There are new bike lanes on Los Angeles Street in downtown Los Angeles, completed over the past two days. The Los Angeles Street bike lanes extend 0.5 miles from First Street to Alameda Street.

These lanes are part of what the city is calling the Downtown Bikeway Network. The Los Angeles Street lanes join existing downtown bike lanes on Spring, Main and 7th Street. Coming very soon will be lanes on 1st Street (see below) and additional mileage on Main Street. Later phases include lanes on Olive, Grand, Figueroa, Central, Venice, additional 7th Street, and more. The Downtown Los Angeles Neighborhood Council, especially through their Complete Streets Working Group, has made Downtown bike lanes one priority in creating a more livable downtown for residents and visitors. Mayor Villaraigosa has also prioritized downtown bike lanes to provide safer places to use the upcoming bike share bicycles.

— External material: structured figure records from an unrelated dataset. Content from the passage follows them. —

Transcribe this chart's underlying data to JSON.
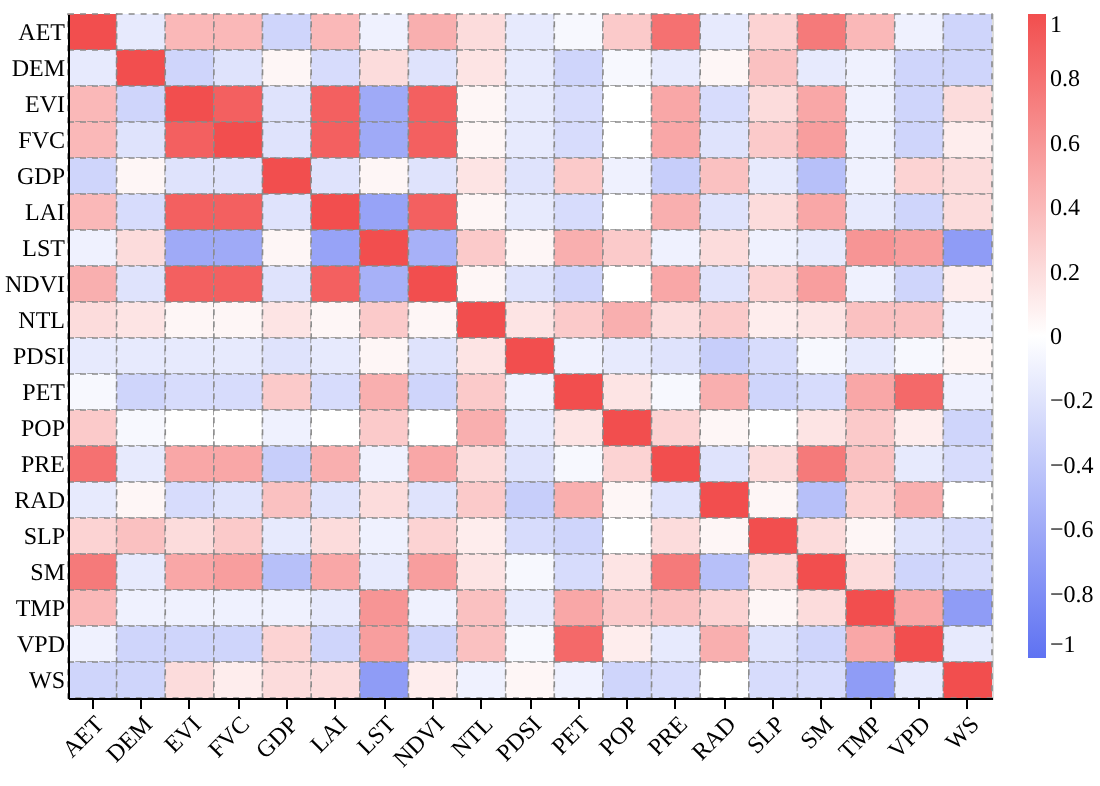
{
  "chart_data": {
    "type": "heatmap",
    "categories": [
      "AET",
      "DEM",
      "EVI",
      "FVC",
      "GDP",
      "LAI",
      "LST",
      "NDVI",
      "NTL",
      "PDSI",
      "PET",
      "POP",
      "PRE",
      "RAD",
      "SLP",
      "SM",
      "TMP",
      "VPD",
      "WS"
    ],
    "y_categories": [
      "AET",
      "DEM",
      "EVI",
      "FVC",
      "GDP",
      "LAI",
      "LST",
      "NDVI",
      "NTL",
      "PDSI",
      "PET",
      "POP",
      "PRE",
      "RAD",
      "SLP",
      "SM",
      "TMP",
      "VPD",
      "WS"
    ],
    "cells": [
      [
        1,
        -0.15,
        0.4,
        0.4,
        -0.3,
        0.4,
        -0.1,
        0.45,
        0.2,
        -0.15,
        -0.05,
        0.3,
        0.8,
        -0.15,
        0.25,
        0.75,
        0.4,
        -0.1,
        -0.3
      ],
      [
        -0.15,
        1,
        -0.3,
        -0.2,
        0.05,
        -0.25,
        0.2,
        -0.2,
        0.15,
        -0.15,
        -0.3,
        -0.05,
        -0.15,
        0.05,
        0.35,
        -0.15,
        -0.1,
        -0.3,
        -0.3
      ],
      [
        0.4,
        -0.3,
        1,
        0.9,
        -0.2,
        0.9,
        -0.6,
        0.9,
        0.05,
        -0.15,
        -0.25,
        0,
        0.5,
        -0.25,
        0.2,
        0.5,
        -0.1,
        -0.3,
        0.2
      ],
      [
        0.4,
        -0.2,
        0.9,
        1,
        -0.2,
        0.9,
        -0.6,
        0.9,
        0.05,
        -0.15,
        -0.25,
        0,
        0.5,
        -0.2,
        0.3,
        0.55,
        -0.1,
        -0.3,
        0.1
      ],
      [
        -0.3,
        0.05,
        -0.2,
        -0.2,
        1,
        -0.2,
        0.05,
        -0.2,
        0.15,
        -0.2,
        0.3,
        -0.1,
        -0.35,
        0.35,
        -0.15,
        -0.45,
        -0.1,
        0.25,
        0.2
      ],
      [
        0.4,
        -0.25,
        0.9,
        0.9,
        -0.2,
        1,
        -0.65,
        0.9,
        0.05,
        -0.15,
        -0.25,
        0,
        0.45,
        -0.2,
        0.2,
        0.5,
        -0.15,
        -0.3,
        0.2
      ],
      [
        -0.1,
        0.2,
        -0.6,
        -0.6,
        0.05,
        -0.65,
        1,
        -0.55,
        0.3,
        0.05,
        0.45,
        0.3,
        -0.1,
        0.2,
        -0.1,
        -0.15,
        0.6,
        0.55,
        -0.7
      ],
      [
        0.45,
        -0.2,
        0.9,
        0.9,
        -0.2,
        0.9,
        -0.55,
        1,
        0.05,
        -0.2,
        -0.3,
        0,
        0.5,
        -0.2,
        0.25,
        0.55,
        -0.1,
        -0.3,
        0.1
      ],
      [
        0.2,
        0.15,
        0.05,
        0.05,
        0.15,
        0.05,
        0.3,
        0.05,
        1,
        0.15,
        0.3,
        0.45,
        0.2,
        0.3,
        0.1,
        0.15,
        0.35,
        0.35,
        -0.1
      ],
      [
        -0.15,
        -0.15,
        -0.15,
        -0.15,
        -0.2,
        -0.15,
        0.05,
        -0.2,
        0.15,
        1,
        -0.1,
        -0.15,
        -0.2,
        -0.35,
        -0.25,
        -0.05,
        -0.15,
        -0.05,
        0.05
      ],
      [
        -0.05,
        -0.3,
        -0.25,
        -0.25,
        0.3,
        -0.25,
        0.45,
        -0.3,
        0.3,
        -0.1,
        1,
        0.15,
        -0.05,
        0.45,
        -0.3,
        -0.25,
        0.5,
        0.85,
        -0.1
      ],
      [
        0.3,
        -0.05,
        0,
        0,
        -0.1,
        0,
        0.3,
        0,
        0.45,
        -0.15,
        0.15,
        1,
        0.25,
        0.05,
        0,
        0.15,
        0.3,
        0.1,
        -0.3
      ],
      [
        0.8,
        -0.15,
        0.5,
        0.5,
        -0.35,
        0.45,
        -0.1,
        0.5,
        0.2,
        -0.2,
        -0.05,
        0.25,
        1,
        -0.2,
        0.2,
        0.75,
        0.35,
        -0.15,
        -0.25
      ],
      [
        -0.15,
        0.05,
        -0.25,
        -0.2,
        0.35,
        -0.2,
        0.2,
        -0.2,
        0.3,
        -0.35,
        0.45,
        0.05,
        -0.2,
        1,
        0.05,
        -0.45,
        0.25,
        0.45,
        0
      ],
      [
        0.25,
        0.35,
        0.2,
        0.3,
        -0.15,
        0.2,
        -0.1,
        0.25,
        0.1,
        -0.25,
        -0.3,
        0,
        0.2,
        0.05,
        1,
        0.2,
        0.05,
        -0.2,
        -0.25
      ],
      [
        0.75,
        -0.15,
        0.5,
        0.55,
        -0.45,
        0.5,
        -0.15,
        0.55,
        0.15,
        -0.05,
        -0.25,
        0.15,
        0.75,
        -0.45,
        0.2,
        1,
        0.2,
        -0.3,
        -0.25
      ],
      [
        0.4,
        -0.1,
        -0.1,
        -0.1,
        -0.1,
        -0.15,
        0.6,
        -0.1,
        0.35,
        -0.15,
        0.5,
        0.3,
        0.35,
        0.25,
        0.05,
        0.2,
        1,
        0.5,
        -0.7
      ],
      [
        -0.1,
        -0.3,
        -0.3,
        -0.3,
        0.25,
        -0.3,
        0.55,
        -0.3,
        0.35,
        -0.05,
        0.85,
        0.1,
        -0.15,
        0.45,
        -0.2,
        -0.3,
        0.5,
        1,
        -0.15
      ],
      [
        -0.3,
        -0.3,
        0.2,
        0.1,
        0.2,
        0.2,
        -0.7,
        0.1,
        -0.1,
        0.05,
        -0.1,
        -0.3,
        -0.25,
        0,
        -0.25,
        -0.25,
        -0.7,
        -0.15,
        1
      ]
    ],
    "clim": [
      -1,
      1
    ],
    "cticks": [
      -1,
      -0.8,
      -0.6,
      -0.4,
      -0.2,
      0,
      0.2,
      0.4,
      0.6,
      0.8,
      1
    ]
  }
}
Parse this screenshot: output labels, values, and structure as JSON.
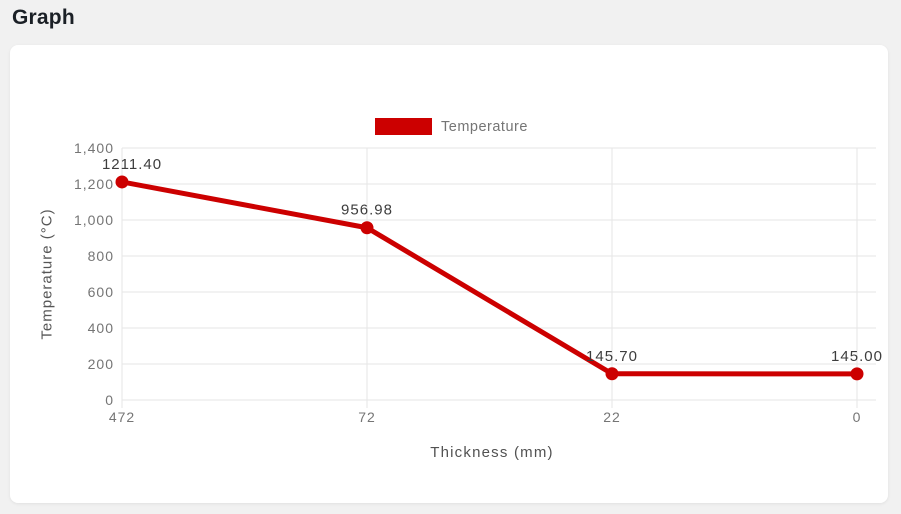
{
  "page": {
    "title": "Graph"
  },
  "legend": {
    "label": "Temperature"
  },
  "chart_data": {
    "type": "line",
    "title": "",
    "xlabel": "Thickness (mm)",
    "ylabel": "Temperature (°C)",
    "categories": [
      "472",
      "72",
      "22",
      "0"
    ],
    "x_values": [
      472,
      72,
      22,
      0
    ],
    "series": [
      {
        "name": "Temperature",
        "color": "#cc0000",
        "values": [
          1211.4,
          956.98,
          145.7,
          145.0
        ],
        "point_labels": [
          "1211.40",
          "956.98",
          "145.70",
          "145.00"
        ]
      }
    ],
    "ylim": [
      0,
      1400
    ],
    "yticks": [
      0,
      200,
      400,
      600,
      800,
      1000,
      1200,
      1400
    ],
    "ytick_labels": [
      "0",
      "200",
      "400",
      "600",
      "800",
      "1,000",
      "1,200",
      "1,400"
    ],
    "grid": true,
    "gridline_color": "#e6e6e6",
    "legend_position": "top"
  }
}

At their north end, the lanes connect with Union Station and L.A.’s historic plaza at El Pueblo, both prominent destinations for locals and tourists. The south end of the lanes is at Caltrans District 7 Headquarters, which includes the  offices of L.A. City’s Transportation Department (LADOT.)

New bike lanes on Los Angeles Street

For portions of the Los Angeles Street lanes, an existing car lane was removed. Much of the new lanes include a buffer on the left.

I have a couple small critiques of this otherwise excellent facility. The northbound lane ends just before Los Angeles Street veers rightward at El Pueblo (between the 101 Freeway onramp and Alameda Street.)

North end of the northbound Los Angeles Street bike lanes – across from El Pueblo

From here cyclists take the lane to get into Union Station, or turn at Union Station. It looks like the road narrows somewhat in this area, pinched by a landscaped median, so there may not be space to squeeze in a lane here. Los Angeles Street ends at the next block (dead-ending at the entrance to Union Station), so there’s a lot of turning options. Cyclists turning left or proceeding straight need to take the lane, not hug the curb. Probably what would make sense here would be a sharrow or two, indicating to cyclists and drivers that cyclists take the lane here. LADOT used that sharrow treatment in a similar situation on Laurel Canyon Boulevard in Sylmar.

Green conflict zone marking on First Street in Boyle Heights

One other idea: these lanes cross two 110 freeway onramps. There’s plenty of conflict where cyclists proceed straight ahead while car traffic turns to the right, crossing the bike lane. I think that this sort of conflict zone is the best place to color bike lanes green for a stretch, as L.A. has done on Spring and First Street in Boyle Heights. Alternately we could just close the freeways.

Both sharrows and green conflict zones can be added later.

The south end of the Los Angeles Street lanes connect with First Street, where they city is also adding new lanes. The First Street bike lanes are underway. Bikas spotted preliminary striping, all the way from Grand Avenue to San Pedro Street.

Preliminary bike lane markings on First Street in downtown Los Angeles

Kudos to Mayor Villaraigosa, Los Angeles City Councilmembers Jan Perry and Jose Huizar, the Downtown Los Angeles Neighborhood Council, and LADOT for getting the nice new Los Angeles Street bike lanes striped.

(The Los Angeles Street lanes are not in the city Bike Plan nor the 5-Year Plan both approved by the city in 2011. They’re one of the opportunistic “Myra” projects that, after plan approval, the city determined to be feasible.)